We have completed 10 vertical wells over the past nine months in the southern portion of the Delaware basin. Prospective formations
include the Wolfcamp and Bone Spring horizons.
Our first vertical well in this area, the Trainer
Trust 16-2, had a peak flow rate of 816 BOE per day and continued to flow for six months, producing over 45,000 barrels of
oil during its first six months of production. The well produced at a restricted rate for 45 days during that period. Subsequently,
nine vertical wells have been completed with average initial production rates of 283 BOE per day. We have four drilling rigs
in Big Tex and recently kicked off a four-well horizontal drilling program. We consider this play to be in an early stage.
Further drilling is subject to evaluation of our drilling and completion results.
PetroHawk Energy (HK) - Petrohawk Energy (HK) Expands to the Bone Springs -
Petrohawk began building an acreage position in the Permian Basin in the second half of 2010, and has now acquired or has
committed to acquire approximately 325,000 net acres at an average cost of approximately $1,400/acre
with over 90% expected to be operated. The Company's core position includes acreage in the Midland Basin, where the primary
target is the Lower Wolfcamp, and acreage in the Delaware Basin, where the primary targets
are the Lower Wolfcamp Shale, Bone Springs Sands and Avalon Shale.

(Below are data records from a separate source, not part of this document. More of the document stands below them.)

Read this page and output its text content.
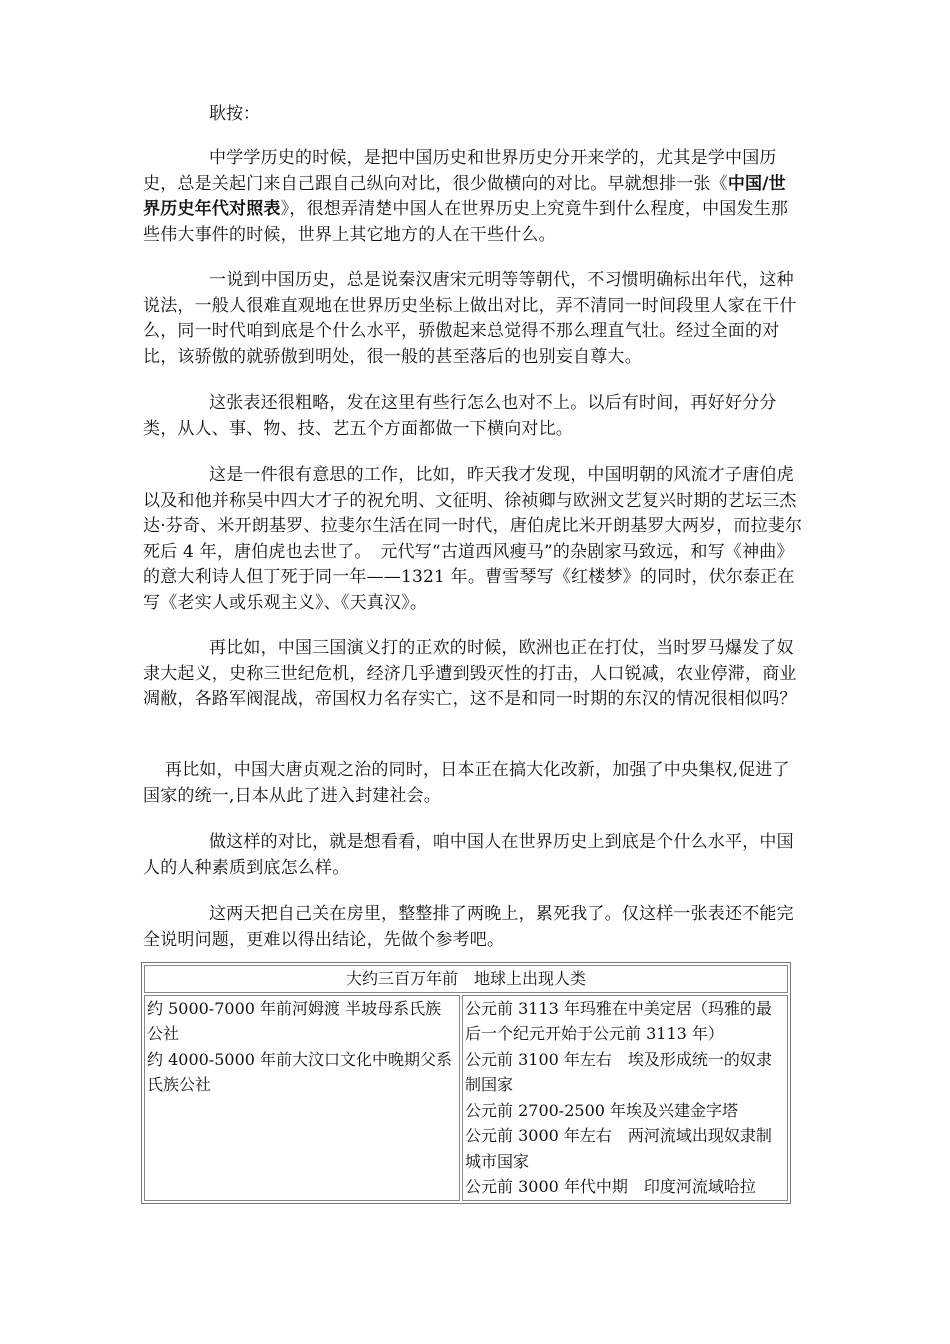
耿按：

中学学历史的时候，是把中国历史和世界历史分开来学的，尤其是学中国历史，总是关起门来自己跟自己纵向对比，很少做横向的对比。早就想排一张《中国/世界历史年代对照表》，很想弄清楚中国人在世界历史上究竟牛到什么程度，中国发生那些伟大事件的时候，世界上其它地方的人在干些什么。

一说到中国历史，总是说秦汉唐宋元明等等朝代，不习惯明确标出年代，这种说法，一般人很难直观地在世界历史坐标上做出对比，弄不清同一时间段里人家在干什么，同一时代咱到底是个什么水平，骄傲起来总觉得不那么理直气壮。经过全面的对比，该骄傲的就骄傲到明处，很一般的甚至落后的也别妄自尊大。

这张表还很粗略，发在这里有些行怎么也对不上。以后有时间，再好好分分类，从人、事、物、技、艺五个方面都做一下横向对比。

这是一件很有意思的工作，比如，昨天我才发现，中国明朝的风流才子唐伯虎以及和他并称吴中四大才子的祝允明、文征明、徐祯卿与欧洲文艺复兴时期的艺坛三杰达·芬奇、米开朗基罗、拉斐尔生活在同一时代，唐伯虎比米开朗基罗大两岁，而拉斐尔死后 4 年，唐伯虎也去世了。　元代写“古道西风瘦马”的杂剧家马致远，和写《神曲》的意大利诗人但丁死于同一年——1321 年。曹雪琴写《红楼梦》的同时，伏尔泰正在写《老实人或乐观主义》、《天真汉》。

再比如，中国三国演义打的正欢的时候，欧洲也正在打仗，当时罗马爆发了奴隶大起义，史称三世纪危机，经济几乎遭到毁灭性的打击，人口锐减，农业停滞，商业凋敝，各路军阀混战，帝国权力名存实亡，这不是和同一时期的东汉的情况很相似吗？

再比如，中国大唐贞观之治的同时，日本正在搞大化改新，加强了中央集权,促进了国家的统一,日本从此了进入封建社会。

做这样的对比，就是想看看，咱中国人在世界历史上到底是个什么水平，中国人的人种素质到底怎么样。

这两天把自己关在房里，整整排了两晚上，累死我了。仅这样一张表还不能完全说明问题，更难以得出结论，先做个参考吧。

大约三百万年前　地球上出现人类

约 5000-7000 年前河姆渡 半坡母系氏族公社
约 4000-5000 年前大汶口文化中晚期父系氏族公社

公元前 3113 年玛雅在中美定居（玛雅的最后一个纪元开始于公元前 3113 年）
公元前 3100 年左右　埃及形成统一的奴隶制国家
公元前 2700-2500 年埃及兴建金字塔
公元前 3000 年左右　两河流域出现奴隶制城市国家
公元前 3000 年代中期　印度河流域哈拉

The Delaware Basin holds three objectives - the Avalon Shale, Bone Springs Sands
and the Wolfcamp Shale, in a gross interval of approximately 3,000 feet. These targets are found at a vertical depth of between
5,000 and 12,000 feet across the basin. The Company expects a product mix of primarily condensate and natural gas with significant
NGL yield. Horizontal wells are forecasted to cost between $6.5 and $8.0 million.